De plus, la géométrie de Berkovich présente un autre intérêt : les espaces analytiques, communément définis sur des corps complets non-archimédiens, peuvent en fait être définis sur n’importe quel anneau de Banach. En particulier, on peut construire des espaces analytiques sur les anneaux C et Z, tous deux munis de la valeur absolue usuelle. Dans le premier cas, on retrouve exactement les espaces analytiques complexes tandis que, dans le second cas, on obtient des espaces fibrés en espaces analytiques complexes et p-adiques. Bien que ces exemples soient donnés dans le premier chapitre de [Ber90], les espaces analytiques sur Z ne sont pas plus étudiés dans cet ouvrage. La première description approfondie d’un tel espace est celle, due à J. Poineau, présentée dans [Poi10] et qui traite le cas de la droite affine.
ESPACES ANALYTIQUES
Espaces A-analytiques
L’objectif de cette section est de rappeler la définition d’espace analytique sur un anneau de Banach quelconque présentée dans le premier chapitre de [Ber90]. Le lecteur trouvera une référence plus précise en [LP20] .
Dans cette section, n ∈ N et (A, ||.|| A) désigne un anneau de Banach, c’est-à-dire un anneau normé et complet pour cette norme.

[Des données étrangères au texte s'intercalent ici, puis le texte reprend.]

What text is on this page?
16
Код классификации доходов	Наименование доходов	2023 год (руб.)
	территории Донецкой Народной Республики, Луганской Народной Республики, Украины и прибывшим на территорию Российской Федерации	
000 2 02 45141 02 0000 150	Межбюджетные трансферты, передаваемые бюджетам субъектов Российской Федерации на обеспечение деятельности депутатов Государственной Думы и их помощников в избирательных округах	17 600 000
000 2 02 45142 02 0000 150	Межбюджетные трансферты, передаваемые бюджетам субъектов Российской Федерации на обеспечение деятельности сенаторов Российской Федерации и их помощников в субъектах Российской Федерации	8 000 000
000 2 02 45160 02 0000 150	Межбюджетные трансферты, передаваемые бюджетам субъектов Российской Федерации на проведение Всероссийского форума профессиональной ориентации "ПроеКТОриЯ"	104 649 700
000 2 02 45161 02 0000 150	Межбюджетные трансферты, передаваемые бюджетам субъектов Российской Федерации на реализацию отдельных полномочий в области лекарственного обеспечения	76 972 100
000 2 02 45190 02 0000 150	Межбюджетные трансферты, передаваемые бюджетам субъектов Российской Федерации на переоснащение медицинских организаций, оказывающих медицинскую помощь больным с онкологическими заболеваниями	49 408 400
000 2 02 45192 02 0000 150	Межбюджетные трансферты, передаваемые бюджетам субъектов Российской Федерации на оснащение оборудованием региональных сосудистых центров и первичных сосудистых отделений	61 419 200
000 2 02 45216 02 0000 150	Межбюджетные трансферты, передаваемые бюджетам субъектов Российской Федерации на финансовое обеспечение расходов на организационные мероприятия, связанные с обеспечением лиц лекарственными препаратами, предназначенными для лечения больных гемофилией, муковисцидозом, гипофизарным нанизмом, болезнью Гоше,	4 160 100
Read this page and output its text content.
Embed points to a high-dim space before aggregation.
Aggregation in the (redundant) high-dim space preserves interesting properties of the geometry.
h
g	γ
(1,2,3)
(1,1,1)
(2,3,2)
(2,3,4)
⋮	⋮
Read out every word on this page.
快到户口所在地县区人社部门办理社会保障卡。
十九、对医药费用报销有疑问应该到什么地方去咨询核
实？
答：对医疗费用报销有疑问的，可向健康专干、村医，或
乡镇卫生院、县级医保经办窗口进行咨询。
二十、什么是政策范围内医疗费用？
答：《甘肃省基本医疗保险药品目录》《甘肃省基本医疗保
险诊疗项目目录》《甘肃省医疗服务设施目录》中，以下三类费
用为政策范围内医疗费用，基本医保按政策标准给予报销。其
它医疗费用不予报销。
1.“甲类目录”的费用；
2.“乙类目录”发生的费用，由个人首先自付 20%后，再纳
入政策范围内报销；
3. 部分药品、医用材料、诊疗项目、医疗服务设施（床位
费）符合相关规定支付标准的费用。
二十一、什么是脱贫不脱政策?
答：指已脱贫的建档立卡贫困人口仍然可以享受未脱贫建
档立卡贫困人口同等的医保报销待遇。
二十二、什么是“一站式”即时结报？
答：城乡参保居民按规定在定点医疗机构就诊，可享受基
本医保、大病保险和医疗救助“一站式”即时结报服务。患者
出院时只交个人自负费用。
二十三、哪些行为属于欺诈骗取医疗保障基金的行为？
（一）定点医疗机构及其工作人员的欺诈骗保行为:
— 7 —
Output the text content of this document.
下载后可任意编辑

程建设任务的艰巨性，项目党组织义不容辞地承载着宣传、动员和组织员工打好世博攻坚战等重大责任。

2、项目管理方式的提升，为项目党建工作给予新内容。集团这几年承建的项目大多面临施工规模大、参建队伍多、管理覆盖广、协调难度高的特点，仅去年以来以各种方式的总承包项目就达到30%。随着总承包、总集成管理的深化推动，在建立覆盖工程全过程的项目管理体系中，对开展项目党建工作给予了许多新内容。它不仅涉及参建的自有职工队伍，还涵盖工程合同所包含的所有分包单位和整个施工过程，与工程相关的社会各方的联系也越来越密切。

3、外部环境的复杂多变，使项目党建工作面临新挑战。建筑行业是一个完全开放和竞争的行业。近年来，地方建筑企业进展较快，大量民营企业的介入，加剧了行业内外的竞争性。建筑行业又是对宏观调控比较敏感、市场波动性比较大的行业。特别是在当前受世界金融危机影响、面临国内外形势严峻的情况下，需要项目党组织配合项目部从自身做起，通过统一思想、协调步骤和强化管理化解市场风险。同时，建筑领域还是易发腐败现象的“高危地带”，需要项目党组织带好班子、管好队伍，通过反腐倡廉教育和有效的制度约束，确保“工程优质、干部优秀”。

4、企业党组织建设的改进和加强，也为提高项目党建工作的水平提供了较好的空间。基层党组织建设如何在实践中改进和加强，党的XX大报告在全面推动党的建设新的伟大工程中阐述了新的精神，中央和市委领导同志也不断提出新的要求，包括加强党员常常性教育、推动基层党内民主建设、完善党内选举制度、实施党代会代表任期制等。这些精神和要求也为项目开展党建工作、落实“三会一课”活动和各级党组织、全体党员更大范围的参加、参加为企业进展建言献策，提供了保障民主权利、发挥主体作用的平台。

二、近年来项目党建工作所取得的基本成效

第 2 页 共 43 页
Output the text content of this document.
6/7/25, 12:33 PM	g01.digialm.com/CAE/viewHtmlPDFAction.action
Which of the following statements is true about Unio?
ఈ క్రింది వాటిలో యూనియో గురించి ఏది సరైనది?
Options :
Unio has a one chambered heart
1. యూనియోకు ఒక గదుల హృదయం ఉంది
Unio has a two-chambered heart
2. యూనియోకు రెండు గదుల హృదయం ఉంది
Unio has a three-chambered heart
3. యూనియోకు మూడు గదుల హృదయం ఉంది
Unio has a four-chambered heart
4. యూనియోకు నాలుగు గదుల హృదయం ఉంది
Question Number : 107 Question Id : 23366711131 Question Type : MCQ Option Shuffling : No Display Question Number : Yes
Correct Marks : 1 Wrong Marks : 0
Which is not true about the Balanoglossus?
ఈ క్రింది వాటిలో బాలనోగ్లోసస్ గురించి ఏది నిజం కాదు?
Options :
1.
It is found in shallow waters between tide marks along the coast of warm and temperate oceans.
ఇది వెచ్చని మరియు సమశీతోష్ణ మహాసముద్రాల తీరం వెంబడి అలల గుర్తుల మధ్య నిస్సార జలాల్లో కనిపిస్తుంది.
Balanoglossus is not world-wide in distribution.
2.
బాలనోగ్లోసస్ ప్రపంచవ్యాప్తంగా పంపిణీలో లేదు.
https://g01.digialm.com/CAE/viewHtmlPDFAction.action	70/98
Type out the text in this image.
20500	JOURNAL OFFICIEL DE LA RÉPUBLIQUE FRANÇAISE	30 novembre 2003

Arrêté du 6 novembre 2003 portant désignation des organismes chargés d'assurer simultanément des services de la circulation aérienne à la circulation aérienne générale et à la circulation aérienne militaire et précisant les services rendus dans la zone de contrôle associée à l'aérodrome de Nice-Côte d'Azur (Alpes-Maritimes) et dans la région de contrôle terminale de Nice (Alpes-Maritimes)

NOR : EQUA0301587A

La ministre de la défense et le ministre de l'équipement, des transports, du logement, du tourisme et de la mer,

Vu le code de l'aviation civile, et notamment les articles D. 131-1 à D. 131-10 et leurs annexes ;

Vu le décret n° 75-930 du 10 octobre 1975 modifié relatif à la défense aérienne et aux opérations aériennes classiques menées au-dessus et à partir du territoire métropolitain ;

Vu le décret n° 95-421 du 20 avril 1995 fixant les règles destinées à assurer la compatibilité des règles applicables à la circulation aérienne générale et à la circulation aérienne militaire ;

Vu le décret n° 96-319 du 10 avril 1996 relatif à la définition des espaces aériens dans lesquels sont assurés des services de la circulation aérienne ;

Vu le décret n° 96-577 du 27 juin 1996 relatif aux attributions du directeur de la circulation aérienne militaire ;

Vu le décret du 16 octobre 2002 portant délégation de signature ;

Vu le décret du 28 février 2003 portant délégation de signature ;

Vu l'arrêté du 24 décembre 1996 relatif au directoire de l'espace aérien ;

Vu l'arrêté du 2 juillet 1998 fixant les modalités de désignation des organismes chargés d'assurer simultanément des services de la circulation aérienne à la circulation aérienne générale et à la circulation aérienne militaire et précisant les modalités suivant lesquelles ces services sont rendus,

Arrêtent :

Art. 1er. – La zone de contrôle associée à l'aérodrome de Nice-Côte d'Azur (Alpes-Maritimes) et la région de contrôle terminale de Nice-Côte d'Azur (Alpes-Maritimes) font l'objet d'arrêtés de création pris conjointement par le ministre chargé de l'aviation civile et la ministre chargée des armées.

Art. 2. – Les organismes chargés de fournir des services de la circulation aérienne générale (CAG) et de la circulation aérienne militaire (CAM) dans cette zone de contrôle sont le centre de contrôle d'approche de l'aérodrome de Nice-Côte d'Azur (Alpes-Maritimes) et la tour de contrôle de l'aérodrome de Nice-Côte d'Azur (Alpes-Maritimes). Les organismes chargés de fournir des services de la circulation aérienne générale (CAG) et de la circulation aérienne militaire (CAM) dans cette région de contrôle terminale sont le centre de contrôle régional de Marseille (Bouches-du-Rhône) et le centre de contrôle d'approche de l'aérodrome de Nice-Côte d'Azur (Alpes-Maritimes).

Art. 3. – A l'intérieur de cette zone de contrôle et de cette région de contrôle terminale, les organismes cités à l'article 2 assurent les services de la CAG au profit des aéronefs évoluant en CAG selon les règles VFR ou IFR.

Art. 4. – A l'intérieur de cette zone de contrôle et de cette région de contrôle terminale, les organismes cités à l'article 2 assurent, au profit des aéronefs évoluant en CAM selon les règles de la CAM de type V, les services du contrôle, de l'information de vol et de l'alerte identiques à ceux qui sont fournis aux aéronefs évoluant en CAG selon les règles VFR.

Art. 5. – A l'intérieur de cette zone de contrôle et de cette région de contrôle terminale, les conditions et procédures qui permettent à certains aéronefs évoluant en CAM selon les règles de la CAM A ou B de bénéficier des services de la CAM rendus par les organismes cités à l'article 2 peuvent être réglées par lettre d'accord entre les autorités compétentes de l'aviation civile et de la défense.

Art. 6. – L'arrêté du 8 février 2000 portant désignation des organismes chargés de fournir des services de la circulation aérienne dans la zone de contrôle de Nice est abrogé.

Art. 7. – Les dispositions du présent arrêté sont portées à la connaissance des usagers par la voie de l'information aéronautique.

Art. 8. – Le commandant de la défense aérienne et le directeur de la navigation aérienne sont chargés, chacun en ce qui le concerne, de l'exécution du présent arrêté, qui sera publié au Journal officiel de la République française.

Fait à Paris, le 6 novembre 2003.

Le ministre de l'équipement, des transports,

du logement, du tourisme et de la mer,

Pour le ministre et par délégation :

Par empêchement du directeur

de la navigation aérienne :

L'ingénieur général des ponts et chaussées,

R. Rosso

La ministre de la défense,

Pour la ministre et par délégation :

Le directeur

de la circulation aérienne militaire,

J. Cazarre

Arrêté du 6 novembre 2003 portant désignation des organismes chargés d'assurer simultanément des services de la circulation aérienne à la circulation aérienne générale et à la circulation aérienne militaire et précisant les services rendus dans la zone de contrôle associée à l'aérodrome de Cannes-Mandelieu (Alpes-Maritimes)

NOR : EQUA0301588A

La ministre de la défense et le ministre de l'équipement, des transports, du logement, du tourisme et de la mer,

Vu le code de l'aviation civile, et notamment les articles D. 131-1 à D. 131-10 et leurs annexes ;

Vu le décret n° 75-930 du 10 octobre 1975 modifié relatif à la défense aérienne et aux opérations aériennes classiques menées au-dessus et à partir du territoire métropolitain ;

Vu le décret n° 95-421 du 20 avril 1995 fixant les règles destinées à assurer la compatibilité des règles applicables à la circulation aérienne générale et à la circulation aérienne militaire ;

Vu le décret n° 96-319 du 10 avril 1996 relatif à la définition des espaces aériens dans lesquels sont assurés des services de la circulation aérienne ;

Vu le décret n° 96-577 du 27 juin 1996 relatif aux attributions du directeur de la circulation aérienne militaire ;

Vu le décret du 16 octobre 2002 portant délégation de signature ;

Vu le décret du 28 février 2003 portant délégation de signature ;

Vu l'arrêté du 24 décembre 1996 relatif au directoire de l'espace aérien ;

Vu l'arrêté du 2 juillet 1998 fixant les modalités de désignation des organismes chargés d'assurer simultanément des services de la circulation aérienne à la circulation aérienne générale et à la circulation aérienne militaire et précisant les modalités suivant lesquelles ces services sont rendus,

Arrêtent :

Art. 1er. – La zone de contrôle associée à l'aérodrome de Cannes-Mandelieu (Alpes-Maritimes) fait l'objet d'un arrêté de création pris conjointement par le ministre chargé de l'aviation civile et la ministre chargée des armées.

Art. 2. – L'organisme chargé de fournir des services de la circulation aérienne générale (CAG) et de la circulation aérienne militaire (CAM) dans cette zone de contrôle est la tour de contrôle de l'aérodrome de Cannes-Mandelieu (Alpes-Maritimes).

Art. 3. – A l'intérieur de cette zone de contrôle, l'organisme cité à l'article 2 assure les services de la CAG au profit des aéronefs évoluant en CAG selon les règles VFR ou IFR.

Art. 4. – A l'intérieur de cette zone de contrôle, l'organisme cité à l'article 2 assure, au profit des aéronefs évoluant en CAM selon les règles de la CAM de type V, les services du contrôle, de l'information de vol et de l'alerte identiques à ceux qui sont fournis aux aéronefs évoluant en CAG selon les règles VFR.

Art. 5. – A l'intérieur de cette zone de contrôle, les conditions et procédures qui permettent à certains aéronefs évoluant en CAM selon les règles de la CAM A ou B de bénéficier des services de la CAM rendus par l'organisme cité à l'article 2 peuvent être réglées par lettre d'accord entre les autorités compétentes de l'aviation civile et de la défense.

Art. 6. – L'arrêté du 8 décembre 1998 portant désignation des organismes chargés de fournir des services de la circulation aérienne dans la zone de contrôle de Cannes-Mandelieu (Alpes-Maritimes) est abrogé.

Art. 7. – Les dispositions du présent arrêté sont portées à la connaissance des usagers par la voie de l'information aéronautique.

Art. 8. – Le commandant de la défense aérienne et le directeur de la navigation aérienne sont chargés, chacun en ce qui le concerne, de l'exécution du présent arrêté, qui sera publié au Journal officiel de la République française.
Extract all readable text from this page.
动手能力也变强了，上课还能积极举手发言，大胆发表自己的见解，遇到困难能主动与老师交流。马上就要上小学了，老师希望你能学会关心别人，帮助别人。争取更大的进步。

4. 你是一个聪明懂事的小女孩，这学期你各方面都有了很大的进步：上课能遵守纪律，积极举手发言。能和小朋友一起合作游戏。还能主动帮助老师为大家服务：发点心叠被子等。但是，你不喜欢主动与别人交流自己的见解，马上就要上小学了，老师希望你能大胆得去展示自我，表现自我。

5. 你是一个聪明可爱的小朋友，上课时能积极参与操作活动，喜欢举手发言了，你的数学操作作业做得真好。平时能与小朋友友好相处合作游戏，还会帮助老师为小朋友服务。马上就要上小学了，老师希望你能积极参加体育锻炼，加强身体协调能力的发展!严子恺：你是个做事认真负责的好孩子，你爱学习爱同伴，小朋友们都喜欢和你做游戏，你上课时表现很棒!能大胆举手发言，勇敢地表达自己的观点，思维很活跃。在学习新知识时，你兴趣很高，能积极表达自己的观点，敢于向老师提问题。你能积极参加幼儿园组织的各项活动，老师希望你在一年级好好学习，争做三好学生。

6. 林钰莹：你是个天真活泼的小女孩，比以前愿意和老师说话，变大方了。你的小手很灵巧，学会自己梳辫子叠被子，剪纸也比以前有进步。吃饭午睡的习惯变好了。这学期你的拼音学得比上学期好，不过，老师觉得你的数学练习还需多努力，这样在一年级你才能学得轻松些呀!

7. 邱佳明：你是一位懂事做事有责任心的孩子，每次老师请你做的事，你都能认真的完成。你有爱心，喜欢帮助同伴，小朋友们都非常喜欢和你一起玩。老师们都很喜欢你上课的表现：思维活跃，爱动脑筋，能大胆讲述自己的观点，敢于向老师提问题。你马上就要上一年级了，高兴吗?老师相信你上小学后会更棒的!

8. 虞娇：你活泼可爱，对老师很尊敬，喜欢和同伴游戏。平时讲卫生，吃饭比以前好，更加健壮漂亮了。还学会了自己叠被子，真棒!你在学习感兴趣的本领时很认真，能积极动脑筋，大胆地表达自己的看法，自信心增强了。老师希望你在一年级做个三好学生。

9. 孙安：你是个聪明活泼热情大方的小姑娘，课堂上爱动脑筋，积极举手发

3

Définition 1.1.1. — Une application |.| : A[T1, . . . , Tn] → R+ est une semi-norme multiplicative sur A[T1, . . . , Tn] bornée sur A si, pour tout P, Q ∈ A[T1, . . . , Tn] et pour tout a ∈ A, on a :
— |0| = 0,
— |1| = 1,
— |P + Q| ≤ |P| + |Q|,
— |P Q| = |P||Q|,
— |a| ≤ ||a||A.
Anneaux de base géométriques
On rappelle la définition, issue de [LP20], d’une classe d’anneaux contenant Z et possédant de bonnes propriétés permettant d’approfondir l’étude des espaces analytiques sur ceux-ci. Parmi les résultats principaux, on notera la cohérence du faisceau structural , l’existence de produits fibrés finis et d’un foncteur d’analytification des schémas ainsi que des analogues du théorème de l’application finie et du Nullstellensatz de Rückert .
Morphismes rigides épais
Soit A un anneau de base géométrique.
Dans cette section, on définit les morphismes d’espaces A-analytiques rigides épais et on démontre certaines de leurs propriétés, notamment la relation entre mx et mXs,x énoncée en introduction.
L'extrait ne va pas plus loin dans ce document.